Use Case 2: Mitigation of Lustre OSS Node Thrashing
Current Lustre Parallel Filesystems are designed with a back-end block storage filesystem to provide transactions to physical storage. Lustre block storage filesystems are implemented using LdiskFS and ZFS, with ZFS being a better option for the fact that it allows potential data backups and software RAID. The Lustre implementation of ZFS uses an Adaptive Replacement Cache (ARC) to store most frequently used and last used data, Lustre OSS servers are provided with a significant portion of running vIrtual memory. Modern operating systems do swaps to provide running processes and threads with appropriate free memory as memory fills up. Under current non-composable architectures, as the ARC cache fills up, IO threads are put into a standby state to allow time sharing of memory resources. Under very high load, in practice, it can be found that high quantities of swaps are performed that can lead to snowballing of IO threads being held in a wait queue waiting for service. This can lead to degradation of IO performance, and ultimately, Lustre filesystem failure due to thrashing.
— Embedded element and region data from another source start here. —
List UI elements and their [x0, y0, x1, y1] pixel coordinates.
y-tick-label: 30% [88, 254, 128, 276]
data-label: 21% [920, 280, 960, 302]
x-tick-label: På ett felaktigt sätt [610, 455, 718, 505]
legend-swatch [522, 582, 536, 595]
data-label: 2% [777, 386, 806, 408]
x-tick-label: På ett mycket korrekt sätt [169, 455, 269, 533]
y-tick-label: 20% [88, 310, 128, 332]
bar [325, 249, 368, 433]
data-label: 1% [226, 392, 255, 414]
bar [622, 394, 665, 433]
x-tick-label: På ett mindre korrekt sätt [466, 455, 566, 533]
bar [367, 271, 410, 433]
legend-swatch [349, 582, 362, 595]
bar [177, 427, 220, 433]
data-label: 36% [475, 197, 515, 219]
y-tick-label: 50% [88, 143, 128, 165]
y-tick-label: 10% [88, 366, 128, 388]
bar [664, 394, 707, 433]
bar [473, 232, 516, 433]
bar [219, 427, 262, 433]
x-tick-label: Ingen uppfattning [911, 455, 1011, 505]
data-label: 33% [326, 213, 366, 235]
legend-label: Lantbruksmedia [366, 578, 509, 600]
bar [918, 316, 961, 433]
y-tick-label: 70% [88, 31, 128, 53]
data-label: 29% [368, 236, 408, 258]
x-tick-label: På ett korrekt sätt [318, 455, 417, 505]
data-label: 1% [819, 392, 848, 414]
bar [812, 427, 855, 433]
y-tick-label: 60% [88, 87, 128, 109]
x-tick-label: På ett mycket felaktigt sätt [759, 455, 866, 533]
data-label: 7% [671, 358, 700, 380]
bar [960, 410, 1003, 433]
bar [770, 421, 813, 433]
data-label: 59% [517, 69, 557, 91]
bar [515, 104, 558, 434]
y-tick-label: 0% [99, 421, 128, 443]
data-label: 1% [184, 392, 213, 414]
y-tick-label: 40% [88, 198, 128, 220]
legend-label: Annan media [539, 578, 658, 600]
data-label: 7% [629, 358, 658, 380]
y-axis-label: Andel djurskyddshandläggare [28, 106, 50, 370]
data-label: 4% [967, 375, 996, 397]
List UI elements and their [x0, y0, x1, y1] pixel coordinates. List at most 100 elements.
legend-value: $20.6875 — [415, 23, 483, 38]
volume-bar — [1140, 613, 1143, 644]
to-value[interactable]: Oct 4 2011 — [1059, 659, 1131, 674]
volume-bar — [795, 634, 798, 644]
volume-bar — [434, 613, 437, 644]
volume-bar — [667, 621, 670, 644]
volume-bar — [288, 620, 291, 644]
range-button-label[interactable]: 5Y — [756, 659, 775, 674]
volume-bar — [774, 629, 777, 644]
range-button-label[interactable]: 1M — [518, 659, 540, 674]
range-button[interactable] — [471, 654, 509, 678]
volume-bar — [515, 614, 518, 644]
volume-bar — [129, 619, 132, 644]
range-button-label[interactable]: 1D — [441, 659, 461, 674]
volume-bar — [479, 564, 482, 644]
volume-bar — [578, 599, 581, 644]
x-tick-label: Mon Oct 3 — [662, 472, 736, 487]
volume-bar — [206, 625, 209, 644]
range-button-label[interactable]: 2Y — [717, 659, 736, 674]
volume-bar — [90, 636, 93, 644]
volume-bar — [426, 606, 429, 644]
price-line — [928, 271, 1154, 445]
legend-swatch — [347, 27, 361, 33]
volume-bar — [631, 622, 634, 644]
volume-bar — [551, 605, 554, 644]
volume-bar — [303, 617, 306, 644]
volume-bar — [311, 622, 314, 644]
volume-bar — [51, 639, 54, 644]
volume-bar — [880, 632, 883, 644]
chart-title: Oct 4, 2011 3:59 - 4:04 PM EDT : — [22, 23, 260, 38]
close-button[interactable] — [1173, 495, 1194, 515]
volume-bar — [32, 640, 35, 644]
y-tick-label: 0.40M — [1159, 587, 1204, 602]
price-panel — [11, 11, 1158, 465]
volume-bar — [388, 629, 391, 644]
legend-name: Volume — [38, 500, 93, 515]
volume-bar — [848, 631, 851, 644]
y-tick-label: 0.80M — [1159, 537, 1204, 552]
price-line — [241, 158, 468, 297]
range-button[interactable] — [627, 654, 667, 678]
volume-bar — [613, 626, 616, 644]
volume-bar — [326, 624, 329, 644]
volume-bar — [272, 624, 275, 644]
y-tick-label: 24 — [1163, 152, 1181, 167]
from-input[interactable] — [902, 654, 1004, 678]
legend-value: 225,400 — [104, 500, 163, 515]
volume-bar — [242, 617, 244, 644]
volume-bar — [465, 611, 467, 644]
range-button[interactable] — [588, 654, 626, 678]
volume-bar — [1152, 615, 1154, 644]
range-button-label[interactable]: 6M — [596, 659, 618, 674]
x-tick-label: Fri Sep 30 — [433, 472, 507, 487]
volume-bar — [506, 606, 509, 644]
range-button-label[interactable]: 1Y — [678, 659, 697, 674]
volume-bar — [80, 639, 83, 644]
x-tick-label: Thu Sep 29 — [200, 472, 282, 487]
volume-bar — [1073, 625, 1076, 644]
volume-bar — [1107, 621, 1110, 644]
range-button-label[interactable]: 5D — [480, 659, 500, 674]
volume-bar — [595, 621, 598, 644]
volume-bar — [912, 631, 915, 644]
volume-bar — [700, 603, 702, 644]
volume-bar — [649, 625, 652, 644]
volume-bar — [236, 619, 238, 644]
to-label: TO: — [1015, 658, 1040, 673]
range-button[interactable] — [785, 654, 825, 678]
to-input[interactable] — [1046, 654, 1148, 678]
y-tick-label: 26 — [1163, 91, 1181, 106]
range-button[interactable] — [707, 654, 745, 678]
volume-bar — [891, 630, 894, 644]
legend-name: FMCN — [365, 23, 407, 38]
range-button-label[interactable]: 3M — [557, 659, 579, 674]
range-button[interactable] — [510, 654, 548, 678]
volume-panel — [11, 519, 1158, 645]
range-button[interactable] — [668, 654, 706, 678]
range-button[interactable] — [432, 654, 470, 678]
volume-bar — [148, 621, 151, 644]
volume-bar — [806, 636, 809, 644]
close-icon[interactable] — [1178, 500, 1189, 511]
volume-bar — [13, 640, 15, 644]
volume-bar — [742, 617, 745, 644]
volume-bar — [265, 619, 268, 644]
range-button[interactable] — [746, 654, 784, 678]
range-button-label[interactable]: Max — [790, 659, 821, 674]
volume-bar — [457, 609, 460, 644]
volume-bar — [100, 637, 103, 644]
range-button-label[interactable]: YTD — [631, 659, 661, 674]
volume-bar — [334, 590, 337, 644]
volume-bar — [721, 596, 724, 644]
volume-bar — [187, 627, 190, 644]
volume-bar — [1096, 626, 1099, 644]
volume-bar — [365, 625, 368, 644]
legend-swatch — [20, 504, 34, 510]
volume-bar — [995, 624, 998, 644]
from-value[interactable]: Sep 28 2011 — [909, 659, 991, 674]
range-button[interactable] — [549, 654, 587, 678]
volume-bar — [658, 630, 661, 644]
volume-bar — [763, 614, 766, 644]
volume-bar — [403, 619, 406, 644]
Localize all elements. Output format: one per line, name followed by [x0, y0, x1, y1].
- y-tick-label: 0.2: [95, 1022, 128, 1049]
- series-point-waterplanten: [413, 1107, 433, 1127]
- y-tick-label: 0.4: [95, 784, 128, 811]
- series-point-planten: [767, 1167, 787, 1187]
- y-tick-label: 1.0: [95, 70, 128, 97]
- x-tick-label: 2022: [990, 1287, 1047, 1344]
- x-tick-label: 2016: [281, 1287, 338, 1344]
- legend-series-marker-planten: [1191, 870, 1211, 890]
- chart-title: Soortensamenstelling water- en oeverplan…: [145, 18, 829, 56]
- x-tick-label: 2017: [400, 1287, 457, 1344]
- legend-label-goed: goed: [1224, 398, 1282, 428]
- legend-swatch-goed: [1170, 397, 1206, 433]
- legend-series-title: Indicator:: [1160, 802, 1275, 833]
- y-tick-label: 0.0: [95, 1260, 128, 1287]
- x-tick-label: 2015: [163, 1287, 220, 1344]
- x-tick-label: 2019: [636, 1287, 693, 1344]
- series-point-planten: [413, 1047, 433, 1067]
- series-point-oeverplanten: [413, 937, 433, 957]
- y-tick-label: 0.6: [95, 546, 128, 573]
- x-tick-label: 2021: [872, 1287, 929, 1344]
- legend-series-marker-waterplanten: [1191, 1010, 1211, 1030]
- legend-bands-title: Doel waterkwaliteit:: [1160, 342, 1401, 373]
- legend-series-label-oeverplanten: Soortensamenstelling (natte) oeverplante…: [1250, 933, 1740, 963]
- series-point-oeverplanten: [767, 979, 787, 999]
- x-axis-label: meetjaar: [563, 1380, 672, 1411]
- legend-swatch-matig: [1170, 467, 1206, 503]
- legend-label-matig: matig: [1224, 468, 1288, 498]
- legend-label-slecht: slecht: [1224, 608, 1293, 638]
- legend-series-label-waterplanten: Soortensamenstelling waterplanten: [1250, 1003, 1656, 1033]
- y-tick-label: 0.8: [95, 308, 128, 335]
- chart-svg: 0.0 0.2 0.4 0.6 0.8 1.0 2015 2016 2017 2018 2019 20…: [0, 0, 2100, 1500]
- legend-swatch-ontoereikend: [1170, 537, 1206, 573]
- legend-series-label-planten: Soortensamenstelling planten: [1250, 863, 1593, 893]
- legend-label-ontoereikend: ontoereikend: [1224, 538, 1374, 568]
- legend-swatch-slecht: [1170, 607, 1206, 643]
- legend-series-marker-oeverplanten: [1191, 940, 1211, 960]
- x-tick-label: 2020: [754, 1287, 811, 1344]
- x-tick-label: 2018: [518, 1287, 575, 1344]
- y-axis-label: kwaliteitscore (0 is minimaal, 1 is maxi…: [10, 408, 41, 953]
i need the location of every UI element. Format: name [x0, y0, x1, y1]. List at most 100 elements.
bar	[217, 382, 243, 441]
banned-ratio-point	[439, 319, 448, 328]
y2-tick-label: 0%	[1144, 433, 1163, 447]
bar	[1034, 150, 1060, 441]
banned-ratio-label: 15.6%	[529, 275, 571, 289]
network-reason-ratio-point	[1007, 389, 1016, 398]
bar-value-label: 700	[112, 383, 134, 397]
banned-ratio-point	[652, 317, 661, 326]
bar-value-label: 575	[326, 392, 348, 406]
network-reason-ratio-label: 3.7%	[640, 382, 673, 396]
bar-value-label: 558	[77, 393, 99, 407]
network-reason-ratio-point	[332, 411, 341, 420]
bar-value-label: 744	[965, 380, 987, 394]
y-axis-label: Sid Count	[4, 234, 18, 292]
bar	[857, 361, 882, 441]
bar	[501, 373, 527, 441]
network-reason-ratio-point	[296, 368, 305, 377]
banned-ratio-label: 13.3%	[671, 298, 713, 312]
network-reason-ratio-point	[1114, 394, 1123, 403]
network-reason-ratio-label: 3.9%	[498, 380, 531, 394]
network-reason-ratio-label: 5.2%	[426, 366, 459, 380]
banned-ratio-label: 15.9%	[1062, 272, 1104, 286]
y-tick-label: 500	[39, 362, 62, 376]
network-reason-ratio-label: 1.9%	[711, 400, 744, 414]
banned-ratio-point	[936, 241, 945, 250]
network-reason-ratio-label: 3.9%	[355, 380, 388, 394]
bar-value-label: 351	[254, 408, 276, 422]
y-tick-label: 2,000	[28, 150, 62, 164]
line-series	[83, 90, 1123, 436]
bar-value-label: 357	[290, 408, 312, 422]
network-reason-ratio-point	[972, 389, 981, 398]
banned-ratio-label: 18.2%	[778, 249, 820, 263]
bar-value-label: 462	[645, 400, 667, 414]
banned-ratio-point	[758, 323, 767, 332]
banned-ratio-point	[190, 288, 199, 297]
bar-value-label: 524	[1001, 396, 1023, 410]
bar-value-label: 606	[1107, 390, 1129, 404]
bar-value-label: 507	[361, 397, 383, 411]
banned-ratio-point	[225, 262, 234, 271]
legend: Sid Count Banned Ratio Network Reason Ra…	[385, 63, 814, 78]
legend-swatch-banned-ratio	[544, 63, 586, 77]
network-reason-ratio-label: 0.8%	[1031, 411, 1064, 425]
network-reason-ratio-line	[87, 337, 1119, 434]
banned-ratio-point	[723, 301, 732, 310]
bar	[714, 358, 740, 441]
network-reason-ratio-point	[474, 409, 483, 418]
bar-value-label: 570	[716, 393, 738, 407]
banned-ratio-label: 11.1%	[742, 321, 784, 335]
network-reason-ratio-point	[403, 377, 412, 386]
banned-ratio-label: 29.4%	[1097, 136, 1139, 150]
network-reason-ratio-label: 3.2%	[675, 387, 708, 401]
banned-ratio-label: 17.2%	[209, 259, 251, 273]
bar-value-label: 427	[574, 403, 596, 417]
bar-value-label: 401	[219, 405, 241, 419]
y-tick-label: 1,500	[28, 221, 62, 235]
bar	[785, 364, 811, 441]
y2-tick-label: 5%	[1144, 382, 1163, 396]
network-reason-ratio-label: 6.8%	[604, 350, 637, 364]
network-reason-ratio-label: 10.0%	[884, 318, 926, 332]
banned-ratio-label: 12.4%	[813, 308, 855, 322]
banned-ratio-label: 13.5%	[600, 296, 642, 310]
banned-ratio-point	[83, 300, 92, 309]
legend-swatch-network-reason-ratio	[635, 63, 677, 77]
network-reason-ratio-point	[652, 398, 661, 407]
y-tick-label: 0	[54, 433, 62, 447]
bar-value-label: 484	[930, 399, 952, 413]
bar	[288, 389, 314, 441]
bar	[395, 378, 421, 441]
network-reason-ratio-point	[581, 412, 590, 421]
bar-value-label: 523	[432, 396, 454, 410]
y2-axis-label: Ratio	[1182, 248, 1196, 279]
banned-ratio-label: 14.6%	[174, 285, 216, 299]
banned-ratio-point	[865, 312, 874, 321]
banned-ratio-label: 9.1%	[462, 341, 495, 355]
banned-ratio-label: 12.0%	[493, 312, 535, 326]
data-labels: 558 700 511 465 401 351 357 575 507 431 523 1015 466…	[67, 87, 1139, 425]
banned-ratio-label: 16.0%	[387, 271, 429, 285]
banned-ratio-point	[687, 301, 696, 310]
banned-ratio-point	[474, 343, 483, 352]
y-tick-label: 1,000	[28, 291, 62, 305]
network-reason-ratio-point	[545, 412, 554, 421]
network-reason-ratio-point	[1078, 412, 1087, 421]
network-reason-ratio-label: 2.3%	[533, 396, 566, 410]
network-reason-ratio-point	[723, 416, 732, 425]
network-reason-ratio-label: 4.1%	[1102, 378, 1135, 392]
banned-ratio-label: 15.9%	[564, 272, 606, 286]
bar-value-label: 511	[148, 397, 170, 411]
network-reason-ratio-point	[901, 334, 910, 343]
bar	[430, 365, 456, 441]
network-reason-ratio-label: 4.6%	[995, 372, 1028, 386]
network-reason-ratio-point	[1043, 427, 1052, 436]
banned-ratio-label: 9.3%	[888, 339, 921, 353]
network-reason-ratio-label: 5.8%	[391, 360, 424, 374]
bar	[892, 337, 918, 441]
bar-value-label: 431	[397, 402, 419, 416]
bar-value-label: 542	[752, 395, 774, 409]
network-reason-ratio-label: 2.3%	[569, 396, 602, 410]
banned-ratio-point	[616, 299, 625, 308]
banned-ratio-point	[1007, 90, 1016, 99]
In the figure below, dynamic composition using Sunfish has provided run-time memory resources. The necessary memory has been added from a pool of available memory, whether that memory has come from another OSS node or from an available pool of NVMe memory. The ARC cache can be expanded dynamically, and waiting IO processes and threads can be serviced in a timely manner. The memory has been chosen for best location, least latency, best network bandwidth, and least number of network 'hops' across switches through the implementation of Machine Learning. In this use case, dynamic allocation of memory resources has mitigated poor Lustre IO performance, and possibly, Lustre filesystem failure.